Наконец был у него. Он подтвердил свое намерение назначить меня членом совета Главного управления по делам печати. Я спросил, должно ли быть при этом производство в чин. Он ответил, что не знает. Однако спросил, как можно было бы все это необычайное дело мотивировать. Я ответил, что мотив один: двадцать лет службы государю и отечеству, службы безупречной и с отличием, которые признаны самим носителем верховной государственной власти.

Вчера по поручению Столыпина о моем назначении в Министерство внутренних дел запрошено мнение инспекторского отдела гражданского ведомства Собственной Его Величества канцелярии. Там согласились, хоть и не сразу, на представление к чину статского советника, что в сравнении с военными чинами выше полковника, но ниже генерал-майора. Значит, я теперь нахожусь у подножия престола.

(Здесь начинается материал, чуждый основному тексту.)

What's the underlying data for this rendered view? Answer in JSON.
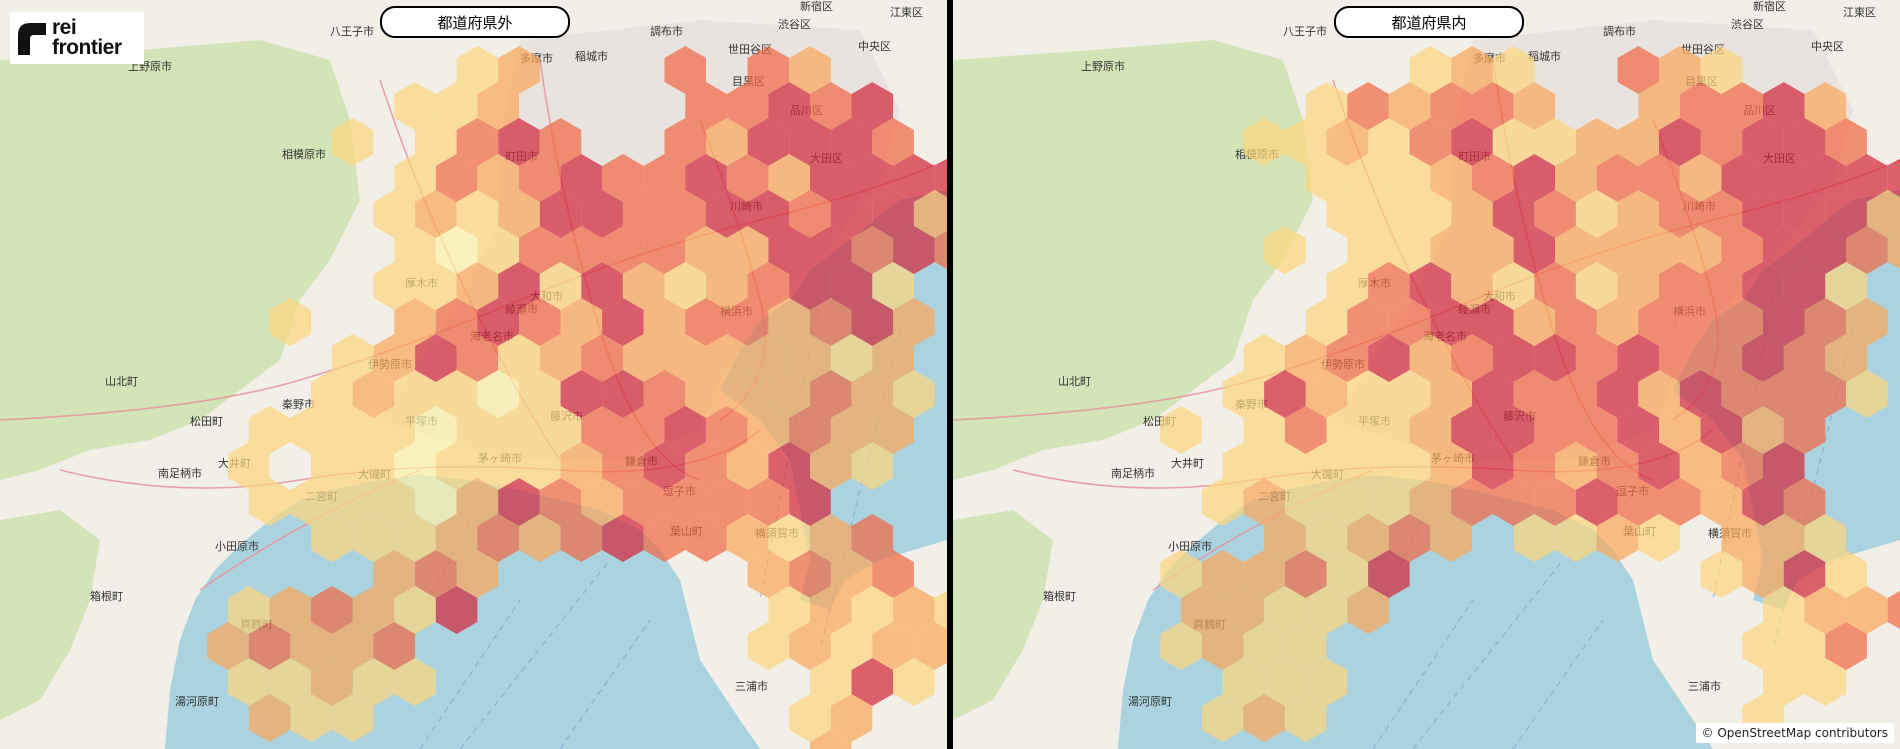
{
  "logo": {
    "line1": "rei",
    "line2": "frontier"
  },
  "panels": {
    "left": {
      "title": "都道府県外"
    },
    "right": {
      "title": "都道府県内"
    }
  },
  "attribution": "© OpenStreetMap contributors",
  "place_labels": [
    "八王子市",
    "上野原市",
    "相模原市",
    "町田市",
    "多摩市",
    "稲城市",
    "世田谷区",
    "目黒区",
    "品川区",
    "渋谷区",
    "新宿区",
    "中央区",
    "江東区",
    "調布市",
    "大田区",
    "川崎市",
    "横浜市",
    "海老名市",
    "大和市",
    "綾瀬市",
    "厚木市",
    "伊勢原市",
    "秦野市",
    "平塚市",
    "茅ヶ崎市",
    "藤沢市",
    "鎌倉市",
    "逗子市",
    "葉山町",
    "三浦市",
    "横須賀市",
    "小田原市",
    "南足柄市",
    "松田町",
    "大井町",
    "大磯町",
    "二宮町",
    "山北町",
    "湯河原町",
    "真鶴町",
    "箱根町"
  ],
  "colors": {
    "sea": "#aad3df",
    "land": "#f2efe9",
    "forest": "#cfe3b3",
    "urban": "#e6e0dd",
    "hex_scale": [
      "#fdf3a9",
      "#fcd57e",
      "#f9a75a",
      "#f06a44",
      "#d2283b"
    ]
  },
  "hex_levels_left": [
    [
      "",
      "",
      "",
      "",
      "",
      "",
      "1",
      "2",
      "",
      "",
      "",
      "3",
      "",
      "3",
      "2",
      "",
      "",
      "",
      "",
      "",
      ""
    ],
    [
      "",
      "",
      "",
      "",
      "1",
      "1",
      "2",
      "",
      "",
      "",
      "",
      "3",
      "3",
      "4",
      "3",
      "4",
      "",
      "",
      "",
      "",
      ""
    ],
    [
      "",
      "",
      "",
      "1",
      "",
      "1",
      "3",
      "4",
      "3",
      "",
      "",
      "3",
      "2",
      "4",
      "4",
      "4",
      "3",
      "",
      "",
      "",
      ""
    ],
    [
      "",
      "",
      "",
      "",
      "1",
      "3",
      "2",
      "3",
      "4",
      "3",
      "3",
      "4",
      "3",
      "2",
      "4",
      "4",
      "4",
      "4",
      "",
      "",
      ""
    ],
    [
      "",
      "",
      "",
      "",
      "1",
      "2",
      "1",
      "2",
      "4",
      "4",
      "3",
      "3",
      "4",
      "4",
      "3",
      "4",
      "4",
      "2",
      "2",
      "1",
      ""
    ],
    [
      "",
      "",
      "",
      "",
      "1",
      "0",
      "1",
      "3",
      "3",
      "3",
      "3",
      "2",
      "2",
      "4",
      "4",
      "3",
      "4",
      "3",
      "1",
      "",
      ""
    ],
    [
      "",
      "",
      "",
      "",
      "1",
      "1",
      "2",
      "4",
      "1",
      "4",
      "2",
      "1",
      "2",
      "3",
      "4",
      "4",
      "1",
      "",
      "",
      "",
      ""
    ],
    [
      "",
      "1",
      "",
      "",
      "2",
      "3",
      "4",
      "3",
      "2",
      "4",
      "2",
      "3",
      "3",
      "2",
      "3",
      "4",
      "2",
      "",
      "",
      "",
      ""
    ],
    [
      "",
      "",
      "",
      "1",
      "2",
      "4",
      "3",
      "1",
      "2",
      "3",
      "2",
      "2",
      "2",
      "2",
      "2",
      "1",
      "2",
      "",
      "",
      "",
      ""
    ],
    [
      "",
      "",
      "1",
      "2",
      "1",
      "1",
      "0",
      "1",
      "4",
      "4",
      "3",
      "2",
      "2",
      "2",
      "3",
      "2",
      "1",
      "",
      "",
      "",
      ""
    ],
    [
      "",
      "1",
      "1",
      "1",
      "1",
      "0",
      "1",
      "1",
      "1",
      "3",
      "3",
      "4",
      "3",
      "2",
      "3",
      "2",
      "2",
      "",
      "",
      "",
      ""
    ],
    [
      "1",
      "",
      "1",
      "1",
      "0",
      "1",
      "1",
      "1",
      "2",
      "3",
      "4",
      "3",
      "2",
      "4",
      "2",
      "1",
      "",
      "",
      "",
      "",
      ""
    ],
    [
      "",
      "1",
      "1",
      "1",
      "1",
      "0",
      "2",
      "4",
      "3",
      "2",
      "3",
      "3",
      "3",
      "3",
      "4",
      "",
      "",
      "",
      "",
      "",
      ""
    ],
    [
      "",
      "",
      "1",
      "1",
      "1",
      "2",
      "3",
      "2",
      "3",
      "4",
      "3",
      "3",
      "2",
      "1",
      "2",
      "3",
      "",
      "",
      "",
      "",
      ""
    ],
    [
      "",
      "",
      "",
      "",
      "2",
      "3",
      "2",
      "",
      "",
      "",
      "",
      "",
      "",
      "2",
      "3",
      "2",
      "3",
      "",
      "",
      "",
      ""
    ],
    [
      "1",
      "2",
      "3",
      "2",
      "1",
      "4",
      "",
      "",
      "",
      "",
      "",
      "",
      "",
      "1",
      "2",
      "1",
      "2",
      "1",
      "",
      "",
      ""
    ],
    [
      "2",
      "3",
      "2",
      "2",
      "3",
      "",
      "",
      "",
      "",
      "",
      "",
      "",
      "",
      "1",
      "2",
      "1",
      "2",
      "2",
      "",
      "",
      ""
    ],
    [
      "1",
      "1",
      "2",
      "1",
      "1",
      "",
      "",
      "",
      "",
      "",
      "",
      "",
      "",
      "",
      "1",
      "4",
      "1",
      "",
      "",
      "",
      ""
    ],
    [
      "",
      "2",
      "1",
      "1",
      "",
      "",
      "",
      "",
      "",
      "",
      "",
      "",
      "",
      "",
      "1",
      "2",
      "",
      "",
      "",
      "",
      ""
    ],
    [
      "",
      "",
      "",
      "",
      "",
      "",
      "",
      "",
      "",
      "",
      "",
      "",
      "",
      "",
      "2",
      "",
      "",
      "",
      "",
      "",
      ""
    ]
  ],
  "hex_levels_right": [
    [
      "",
      "",
      "",
      "",
      "",
      "",
      "1",
      "2",
      "1",
      "",
      "",
      "3",
      "2",
      "1",
      "",
      "",
      "",
      "",
      "",
      "",
      ""
    ],
    [
      "",
      "",
      "",
      "1",
      "3",
      "2",
      "3",
      "3",
      "2",
      "",
      "",
      "2",
      "3",
      "3",
      "4",
      "2",
      "",
      "",
      "",
      "",
      ""
    ],
    [
      "",
      "",
      "1",
      "1",
      "2",
      "1",
      "3",
      "4",
      "1",
      "1",
      "2",
      "2",
      "4",
      "3",
      "4",
      "4",
      "3",
      "",
      "",
      "",
      ""
    ],
    [
      "",
      "",
      "",
      "1",
      "1",
      "1",
      "2",
      "3",
      "4",
      "2",
      "3",
      "3",
      "2",
      "4",
      "4",
      "4",
      "4",
      "4",
      "",
      "",
      ""
    ],
    [
      "",
      "",
      "",
      "",
      "1",
      "1",
      "1",
      "2",
      "4",
      "3",
      "1",
      "2",
      "3",
      "3",
      "4",
      "4",
      "4",
      "2",
      "2",
      "1",
      ""
    ],
    [
      "",
      "",
      "1",
      "",
      "1",
      "1",
      "2",
      "2",
      "4",
      "2",
      "2",
      "2",
      "2",
      "3",
      "4",
      "4",
      "3",
      "2",
      "1",
      "",
      ""
    ],
    [
      "",
      "",
      "",
      "",
      "1",
      "3",
      "4",
      "2",
      "1",
      "3",
      "1",
      "2",
      "3",
      "3",
      "4",
      "4",
      "1",
      "",
      "",
      "",
      ""
    ],
    [
      "",
      "",
      "",
      "1",
      "3",
      "3",
      "4",
      "4",
      "2",
      "3",
      "2",
      "3",
      "3",
      "3",
      "4",
      "3",
      "2",
      "",
      "",
      "",
      ""
    ],
    [
      "",
      "",
      "1",
      "2",
      "3",
      "4",
      "2",
      "3",
      "4",
      "4",
      "3",
      "4",
      "3",
      "3",
      "4",
      "3",
      "2",
      "",
      "",
      "",
      ""
    ],
    [
      "",
      "1",
      "4",
      "2",
      "1",
      "1",
      "2",
      "4",
      "3",
      "3",
      "4",
      "2",
      "4",
      "3",
      "3",
      "3",
      "1",
      "",
      "",
      "",
      ""
    ],
    [
      "1",
      "",
      "1",
      "3",
      "1",
      "1",
      "2",
      "4",
      "4",
      "3",
      "3",
      "4",
      "2",
      "4",
      "2",
      "3",
      "",
      "",
      "",
      "",
      ""
    ],
    [
      "",
      "1",
      "1",
      "1",
      "1",
      "1",
      "2",
      "4",
      "3",
      "2",
      "3",
      "4",
      "2",
      "3",
      "4",
      "",
      "",
      "",
      "",
      "",
      ""
    ],
    [
      "",
      "1",
      "2",
      "1",
      "1",
      "1",
      "2",
      "3",
      "3",
      "3",
      "4",
      "3",
      "3",
      "2",
      "4",
      "3",
      "",
      "",
      "",
      "",
      ""
    ],
    [
      "",
      "",
      "2",
      "1",
      "2",
      "3",
      "2",
      "",
      "1",
      "1",
      "2",
      "1",
      "",
      "2",
      "2",
      "1",
      "",
      "",
      "",
      "",
      ""
    ],
    [
      "1",
      "2",
      "2",
      "3",
      "1",
      "4",
      "",
      "",
      "",
      "",
      "",
      "",
      "",
      "1",
      "2",
      "4",
      "1",
      "",
      "",
      "",
      ""
    ],
    [
      "2",
      "2",
      "1",
      "1",
      "2",
      "",
      "",
      "",
      "",
      "",
      "",
      "",
      "",
      "",
      "1",
      "2",
      "2",
      "3",
      "",
      "",
      ""
    ],
    [
      "1",
      "2",
      "1",
      "1",
      "",
      "",
      "",
      "",
      "",
      "",
      "",
      "",
      "",
      "",
      "1",
      "1",
      "3",
      "",
      "",
      "",
      ""
    ],
    [
      "",
      "1",
      "1",
      "1",
      "",
      "",
      "",
      "",
      "",
      "",
      "",
      "",
      "",
      "",
      "1",
      "1",
      "",
      "",
      "",
      "",
      ""
    ],
    [
      "",
      "1",
      "2",
      "1",
      "",
      "",
      "",
      "",
      "",
      "",
      "",
      "",
      "",
      "",
      "1",
      "",
      "",
      "",
      "",
      "",
      ""
    ]
  ]
}
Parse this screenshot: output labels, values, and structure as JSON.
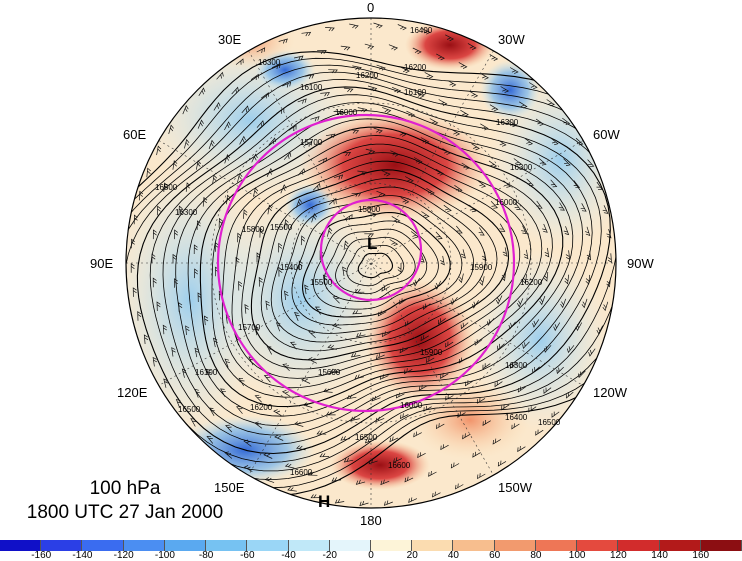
{
  "map": {
    "projection": "north-polar-stereographic",
    "field": "geopotential-height",
    "anomaly_shading": "yes",
    "wind_barbs": "yes",
    "level_text": "100 hPa",
    "time_text": "1800 UTC 27 Jan 2000",
    "longitude_labels": [
      "0",
      "30W",
      "60W",
      "90W",
      "120W",
      "150W",
      "180",
      "150E",
      "120E",
      "90E",
      "60E",
      "30E"
    ],
    "low_marker": "L",
    "high_marker": "H",
    "contour_labels": [
      "16400",
      "16200",
      "16300",
      "16100",
      "16000",
      "15800",
      "15700",
      "15600",
      "15500",
      "15400",
      "15900",
      "16500",
      "16600"
    ],
    "colors": {
      "ring": "#e020d0",
      "contour": "#000000",
      "positive": "#b01c1c",
      "negative": "#2a63d6"
    }
  },
  "colorbar": {
    "tick_labels": [
      "-160",
      "-140",
      "-120",
      "-100",
      "-80",
      "-60",
      "-40",
      "-20",
      "0",
      "20",
      "40",
      "60",
      "80",
      "100",
      "120",
      "140",
      "160"
    ],
    "colors": [
      "#1010c8",
      "#2b3fe6",
      "#3a6cf0",
      "#4b8ef2",
      "#5aa9f0",
      "#76c2f2",
      "#9ad6f6",
      "#c0e8f8",
      "#e4f5fb",
      "#fdf4d8",
      "#fbdcb0",
      "#f7be8e",
      "#f29a6e",
      "#ee7656",
      "#e44a3e",
      "#d22c2c",
      "#b31a1a",
      "#8c0e12"
    ]
  }
}
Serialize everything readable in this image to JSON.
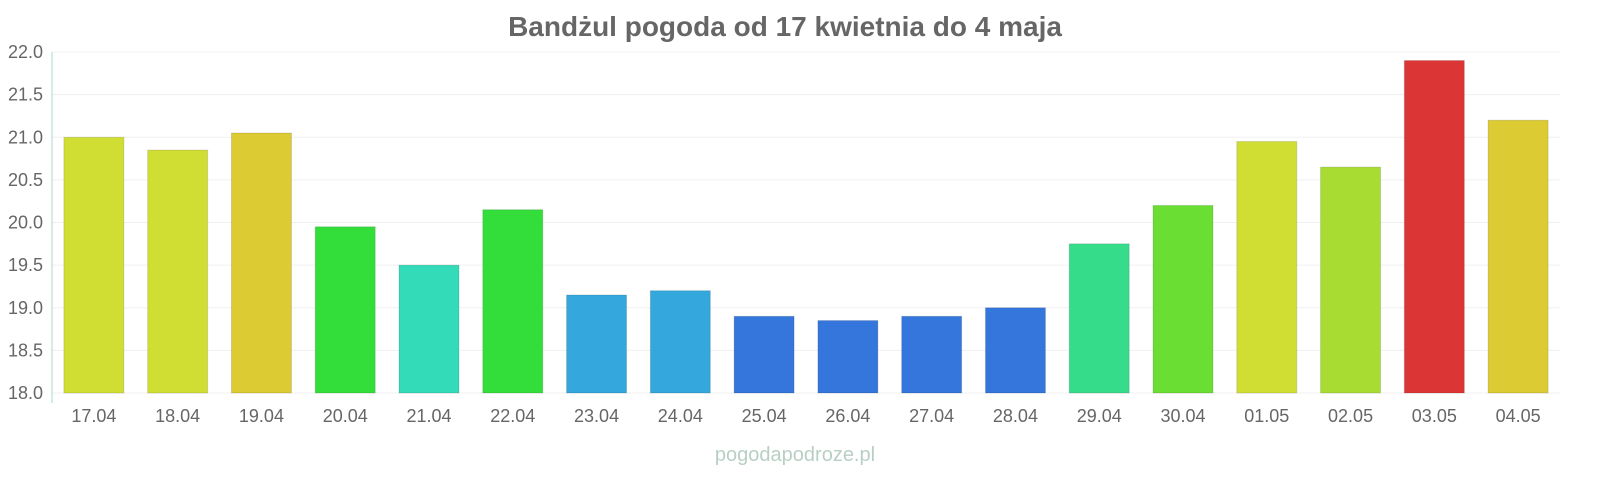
{
  "chart_data": {
    "type": "bar",
    "title": "Bandżul pogoda od 17 kwietnia do 4 maja",
    "xlabel": "",
    "ylabel": "",
    "ylim": [
      18.0,
      22.0
    ],
    "yticks": [
      "18.0",
      "18.5",
      "19.0",
      "19.5",
      "20.0",
      "20.5",
      "21.0",
      "21.5",
      "22.0"
    ],
    "grid": true,
    "categories": [
      "17.04",
      "18.04",
      "19.04",
      "20.04",
      "21.04",
      "22.04",
      "23.04",
      "24.04",
      "25.04",
      "26.04",
      "27.04",
      "28.04",
      "29.04",
      "30.04",
      "01.05",
      "02.05",
      "03.05",
      "04.05"
    ],
    "values": [
      21.0,
      20.85,
      21.05,
      19.95,
      19.5,
      20.15,
      19.15,
      19.2,
      18.9,
      18.85,
      18.9,
      19.0,
      19.75,
      20.2,
      20.95,
      20.65,
      21.9,
      21.2
    ],
    "colors": [
      "#d0de33",
      "#d0de33",
      "#dccb33",
      "#33dd3a",
      "#33dbb9",
      "#33dd3a",
      "#34a7dc",
      "#34a7dc",
      "#3476dc",
      "#3476dc",
      "#3476dc",
      "#3476dc",
      "#35dc8a",
      "#6ade33",
      "#d0de33",
      "#a8dc33",
      "#dc3535",
      "#dccb33"
    ]
  },
  "watermark": "pogodapodroze.pl"
}
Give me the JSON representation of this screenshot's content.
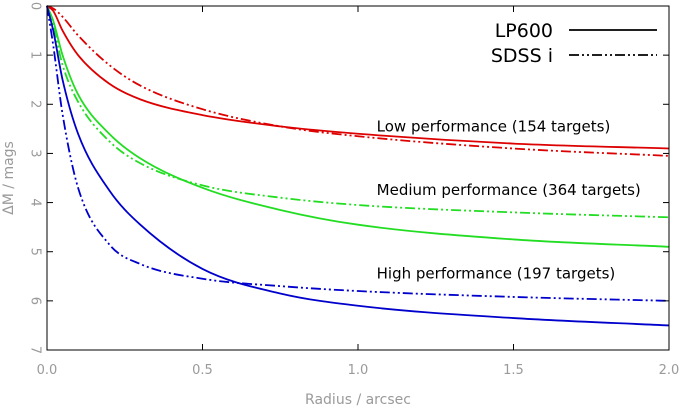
{
  "chart_data": {
    "type": "line",
    "title": "",
    "xlabel": "Radius / arcsec",
    "ylabel": "ΔM / mags",
    "xlim": [
      0.0,
      2.0
    ],
    "ylim": [
      0,
      7
    ],
    "y_inverted": true,
    "x_ticks": [
      "0.0",
      "0.5",
      "1.0",
      "1.5",
      "2.0"
    ],
    "y_ticks": [
      "0",
      "1",
      "2",
      "3",
      "4",
      "5",
      "6",
      "7"
    ],
    "legend": {
      "position": "top-right",
      "entries": [
        {
          "label": "LP600",
          "style": "solid"
        },
        {
          "label": "SDSS i",
          "style": "dash-dot-dot"
        }
      ]
    },
    "annotations": [
      {
        "text": "Low performance (154 targets)",
        "x": 1.06,
        "y": 2.55
      },
      {
        "text": "Medium performance (364 targets)",
        "x": 1.06,
        "y": 3.85
      },
      {
        "text": "High performance (197 targets)",
        "x": 1.06,
        "y": 5.55
      }
    ],
    "series": [
      {
        "name": "Low performance LP600",
        "color": "#dd0000",
        "style": "solid",
        "x": [
          0.0,
          0.02,
          0.05,
          0.1,
          0.2,
          0.3,
          0.5,
          0.75,
          1.0,
          1.5,
          2.0
        ],
        "y": [
          0.0,
          0.1,
          0.5,
          1.0,
          1.58,
          1.9,
          2.22,
          2.45,
          2.6,
          2.8,
          2.9
        ]
      },
      {
        "name": "Low performance SDSS i",
        "color": "#dd0000",
        "style": "dash-dot-dot",
        "x": [
          0.0,
          0.02,
          0.05,
          0.1,
          0.2,
          0.3,
          0.5,
          0.75,
          1.0,
          1.5,
          2.0
        ],
        "y": [
          0.0,
          0.05,
          0.22,
          0.6,
          1.2,
          1.62,
          2.1,
          2.45,
          2.65,
          2.9,
          3.05
        ]
      },
      {
        "name": "Medium performance LP600",
        "color": "#22dd22",
        "style": "solid",
        "x": [
          0.0,
          0.02,
          0.05,
          0.1,
          0.2,
          0.3,
          0.5,
          0.75,
          1.0,
          1.5,
          2.0
        ],
        "y": [
          0.0,
          0.3,
          1.0,
          1.8,
          2.6,
          3.1,
          3.7,
          4.15,
          4.45,
          4.75,
          4.9
        ]
      },
      {
        "name": "Medium performance SDSS i",
        "color": "#22dd22",
        "style": "dash-dot-dot",
        "x": [
          0.0,
          0.02,
          0.05,
          0.1,
          0.2,
          0.3,
          0.5,
          0.75,
          1.0,
          1.5,
          2.0
        ],
        "y": [
          0.0,
          0.4,
          1.2,
          1.95,
          2.75,
          3.2,
          3.65,
          3.9,
          4.05,
          4.2,
          4.3
        ]
      },
      {
        "name": "High performance LP600",
        "color": "#0000cc",
        "style": "solid",
        "x": [
          0.0,
          0.02,
          0.05,
          0.1,
          0.2,
          0.3,
          0.5,
          0.75,
          1.0,
          1.5,
          2.0
        ],
        "y": [
          0.0,
          0.5,
          1.5,
          2.6,
          3.75,
          4.45,
          5.35,
          5.85,
          6.1,
          6.35,
          6.5
        ]
      },
      {
        "name": "High performance SDSS i",
        "color": "#0000cc",
        "style": "dash-dot-dot",
        "x": [
          0.0,
          0.02,
          0.05,
          0.1,
          0.2,
          0.3,
          0.5,
          0.75,
          1.0,
          1.5,
          2.0
        ],
        "y": [
          0.0,
          0.8,
          2.2,
          3.7,
          4.85,
          5.25,
          5.55,
          5.7,
          5.8,
          5.92,
          6.0
        ]
      }
    ]
  }
}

Ну, нужно признать, что Столыпин действует так благородно, как, без сомнения, никто другой. Ведь он уже даже и не считает меня нужным для себя. Человек прямо какого-то рыцарского характера. Он сказал: «Я буду, по крайней мере, спокоен, что не испортил вашей жизни». Да пошлет бог всякое благо Петру Аркадьевичу. Благороднейшая натура. Редко такую встретишь!

У меня готовы мундир и вицмундир, шляпу и шпагу взял на прокат. Одним словом, все готово. Но нет главного – указа Сената.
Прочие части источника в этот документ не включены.